If the site goes down later, I just remove the link and don't worry about it. My code from 15 years ago is probably atrocious, so I'll consider it a small blessing :P

jedberg · 9 years ago
I actually downloaded a copy of the NYT article I was quoted in in 1996 specifically because I feared it would fall off the internet at some point.

It's behind a paywall now, but at least I have a digital copy!

Asooka · 9 years ago
Isn't that illegal, since you don't own the copyright? Or are you not distributing it and keeping it for archive purposes?
LoSboccacc · 9 years ago
beware: robots.txt can retroactively clear archive.org data
viddi · 9 years ago
To clear things up: robots.txt can retroactively hide content from the archive. If it's changed back to allowing the archive's crawler, content from before the ban can be accessed again.
deadalus · 9 years ago
another reason to use archive.is

Deleted Comment

CharlesDodgson · 9 years ago
I miss the optimism of the early web, when you could create a simple web page, join a web ring and going online was an event. It's richer and deeper now, but the rawness and simpleness of it all was enjoyable and novel.
addicted · 9 years ago
Is it richer and deeper now?

Maybe at the fringes, but I feel that the internet today, with my emphasis being on the "inter" (different) "net" (networks) part of it, is far less deeper or richer than before. What we basically have reduced to are a bunch of siloed netowrks such as Facebook.

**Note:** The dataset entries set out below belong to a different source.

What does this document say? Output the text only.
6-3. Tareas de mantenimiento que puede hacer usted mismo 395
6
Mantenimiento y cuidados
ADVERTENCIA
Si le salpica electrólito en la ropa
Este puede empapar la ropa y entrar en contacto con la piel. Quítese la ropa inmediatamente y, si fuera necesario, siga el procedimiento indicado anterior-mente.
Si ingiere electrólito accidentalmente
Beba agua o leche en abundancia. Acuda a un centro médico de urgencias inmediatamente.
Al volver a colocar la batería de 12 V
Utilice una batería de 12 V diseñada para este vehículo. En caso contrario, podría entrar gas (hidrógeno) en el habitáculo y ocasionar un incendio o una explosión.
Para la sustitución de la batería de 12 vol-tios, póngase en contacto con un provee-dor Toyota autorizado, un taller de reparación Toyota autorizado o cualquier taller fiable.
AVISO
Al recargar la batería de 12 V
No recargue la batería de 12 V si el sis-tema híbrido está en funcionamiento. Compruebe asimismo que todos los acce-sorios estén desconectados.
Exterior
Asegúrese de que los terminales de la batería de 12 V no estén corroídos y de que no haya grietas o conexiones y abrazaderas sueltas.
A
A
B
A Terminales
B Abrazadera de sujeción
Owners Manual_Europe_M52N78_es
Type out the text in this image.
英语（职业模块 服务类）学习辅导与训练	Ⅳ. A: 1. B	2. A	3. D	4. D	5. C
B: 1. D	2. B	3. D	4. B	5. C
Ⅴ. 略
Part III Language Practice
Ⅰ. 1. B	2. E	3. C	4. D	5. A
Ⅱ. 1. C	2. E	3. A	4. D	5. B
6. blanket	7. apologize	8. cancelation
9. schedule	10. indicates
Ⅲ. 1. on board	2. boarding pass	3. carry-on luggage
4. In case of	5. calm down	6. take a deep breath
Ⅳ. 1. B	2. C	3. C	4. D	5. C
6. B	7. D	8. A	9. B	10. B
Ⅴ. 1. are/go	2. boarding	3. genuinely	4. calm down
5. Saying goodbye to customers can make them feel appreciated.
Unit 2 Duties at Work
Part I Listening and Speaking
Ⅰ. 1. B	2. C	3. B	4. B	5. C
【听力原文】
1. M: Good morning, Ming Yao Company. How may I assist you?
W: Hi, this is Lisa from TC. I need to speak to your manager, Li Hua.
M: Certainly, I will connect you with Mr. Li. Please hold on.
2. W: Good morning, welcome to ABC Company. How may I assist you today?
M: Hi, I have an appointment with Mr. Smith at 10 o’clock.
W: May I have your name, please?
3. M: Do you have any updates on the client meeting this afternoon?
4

When I searched for something when Google first came out I got a mix of results from a variety of sites I had never heard about. Today it's basically Wikipedia at the top, with results from the same list of about 3-4 sites depending on the topic of what I searched for.

hawski · 9 years ago
I'm beginning to think that there is a niche for a peculiar kind of a search engine. A search engine for static almost-none to none JavaScript pages. It would penalize pages for ad-network usage.

I would really like to not have in search results most sites that try to monetize on my attention. I want raw facts and opinions. No click-bait to grab my attention or feed my internal cave man with rage. No ad-networks or data extraction operations. Just pages put there by people that want to share knowledge and ideas. I mostly find it on pages that lack ads and often are pure HTML - no CSS and no JS. At least in areas that interest me.

Maybe there is a place for a search engine that would index only pages like that? It certainly would be easier than competing with Google on indexing whole of the attention-whoring Internet.

userbinator · 9 years ago
When I searched for something when Google first came out I got a mix of results from a variety of sites I had never heard about. Today it's basically Wikipedia at the top, with results from the same list of about 3-4 sites depending on the topic of what I searched for.

...and if you actually try to search for more obscure/"fringe" subjects/phrases with Google, you either get no results (despite knowing that there are still active sites with those phrases), or it starts thinking you're a bot sending "automated queries" and blocking you for a while (not even giving you the option of completing a CAPTCHA.)

The first time that happened to me, which was within this year, was my realisation that Google had truly changed, and not in a good way.

krapp · 9 years ago
Don't confuse people's tendency to no longer bother looking past the top of the first page of Google with the internet somehow shrinking into whatever fits those slots. Of course the most popular sites now dominate the top of Google's search results, but Google isn't the internet any more than Facebook is.

The breadth and depth of information on the web now vastly surpasses what was available in 1994. Youtube and other video and music streaming sites have provided a media revolution to compare with the transition from radio to television. Social media, whatever its drawbacks are, allows people to communicate and collaborate far more personally than email or basic chatrooms would have.

And let's not even get into the ways that Javascript, HTML5 and Webassembly have and will transform the web into a platform in which virtual machines will converge to becoming just another content type. I know people here like to rend their garments and scream Javascript Delenda Est[0] into the void and just hope everything that happened to the web in the last 20 years just goes away, but the day is coming where all archived and obsolete code will have a URL endpoint that bootstraps a VM and runs it. The best the web of 1994 could do is file downloads, maybe Java applets and flash.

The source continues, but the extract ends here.